Designing an infant medical wearable of this kind is a multidisciplinary challenge3. At the patient level, there are practical challenges such as wearing comfort to allow normal motility. Here, we chose an infant swim suit as the model for cut design; the sensor placements were such that they would be likely ignored by most infants to allow undisturbed motility.
We initially also piloted with distal sensor placements, but they were not found to bring significant benefits for automated analysis. Instead, distal sensors tended to be mechanically more unstable and easily attracted infants’ attention.
At the level of operator, the full recording system including the mobile device for data collection needs to be easy enough to use, while the collection of synchronized data must be reliable throughout the session.
A further improvement of the system could be achieved by development of higher memory capacity into the sensor modules, thereby lifting the need for continuous data streaming. An overarching issue is the need to reduce complexity of the whole setup.
Our smart jumpsuit design was markedly challenged by the chosen multi-sensor setup, which required reliable wireless collection of synchronized data at high rates over Bluetooth transmission. The choice to use multiple sensors was intuitively reasoned by a potential for better movement discrimination in follow-up research.
Comparison of classification results between different sensor configurations shows that posture detection alone may be relatively reliable from even one sensor. However additional sensors bring substantially more accuracy to recognition of movement patterns. In the context of prospected out-of-hospital studies, it is also important to consider technical reliability, including participant’s compliance and hardware-related issues. Any additional data, such as redundant sensor information, may prove invaluable in the real life settings of infants’ native environment (see also3,36).
Future prospects
Multisensor recording of the present kind opens many potential ways for further analyses. For instance, one can readily envision quantitative, posture context-dependent assessment, where computational analyses account for different postures.
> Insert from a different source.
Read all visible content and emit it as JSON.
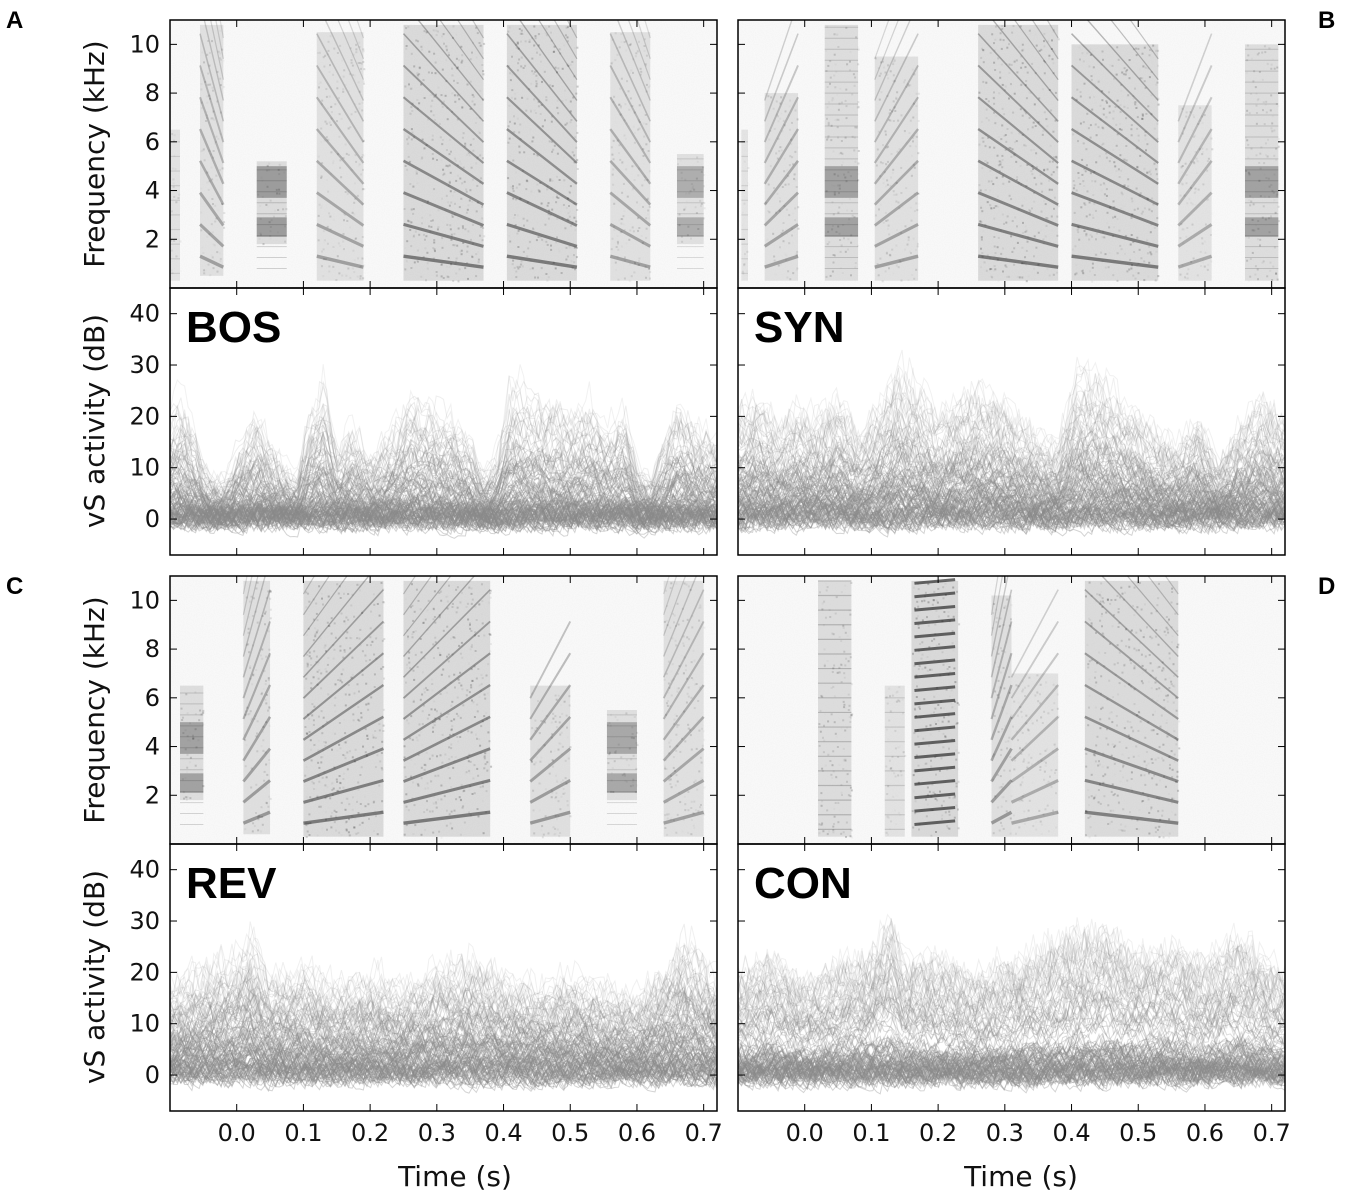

For instance, recent literature reports computational measures of spontaneous hand or leg movements that are highly predictive of later neurodevelopment9,34.
Infants’ intentional hand or leg movements are heavily modulated by posture, yet no method is available to allow their analysis separately for different posture contexts; an approach that becomes readily available with the methodology described in out present work.
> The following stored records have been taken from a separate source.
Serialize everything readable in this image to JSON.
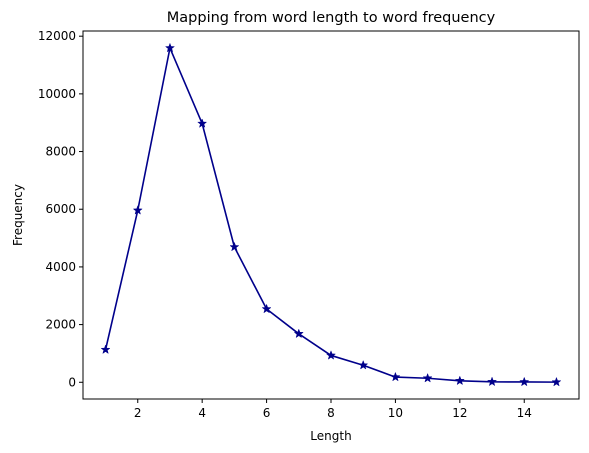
{
  "chart_data": {
    "type": "line",
    "title": "Mapping from word length to word frequency",
    "xlabel": "Length",
    "ylabel": "Frequency",
    "x": [
      1,
      2,
      3,
      4,
      5,
      6,
      7,
      8,
      9,
      10,
      11,
      12,
      13,
      14,
      15
    ],
    "series": [
      {
        "values": [
          1130,
          5960,
          11590,
          8970,
          4690,
          2540,
          1680,
          930,
          590,
          180,
          140,
          50,
          15,
          10,
          5
        ],
        "color": "#00008b",
        "marker": "star"
      }
    ],
    "xlim": [
      0.3,
      15.7
    ],
    "ylim": [
      -580,
      12180
    ],
    "xticks": [
      2,
      4,
      6,
      8,
      10,
      12,
      14
    ],
    "yticks": [
      0,
      2000,
      4000,
      6000,
      8000,
      10000,
      12000
    ],
    "grid": false,
    "legend": "none"
  }
}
Moreover, posture and movement tracking enables context-specific analysis of heuristic features (e.g.35,37,38) such as movement symmetry and limb synchrony, the well established metrics in the analysis of adults’ spontaneous motility39.
Recent literature has underscored the need to develop functional growth charts to allow evidence-based tracking of individual neurodevelopment3,37.
On another note, recent changes in infant care practices have emphasized “tummy time”, placing infants on their stomach to play when awake, as an important posture context to support early neurodevelopment40. All these trends will benefit from an established, automated methodology that allows tracking posture and movement patterns.
As an initial proof of concept, we showed how posture and movement tracking may differentiate high and low performing infants by simply quantifying mere incidence of movement categories.
Further efforts with context-dependent quantitation are likely to boost the information value. An obvious practical use case of such method would be tracing atypical patterns in motor development. Moreover, a reliable quantitative tool for motor activity tracking holds significant promise for a functional biomarker, i.e., providing much awaited evidence for the efficacy of early therapeutic interventions2,41.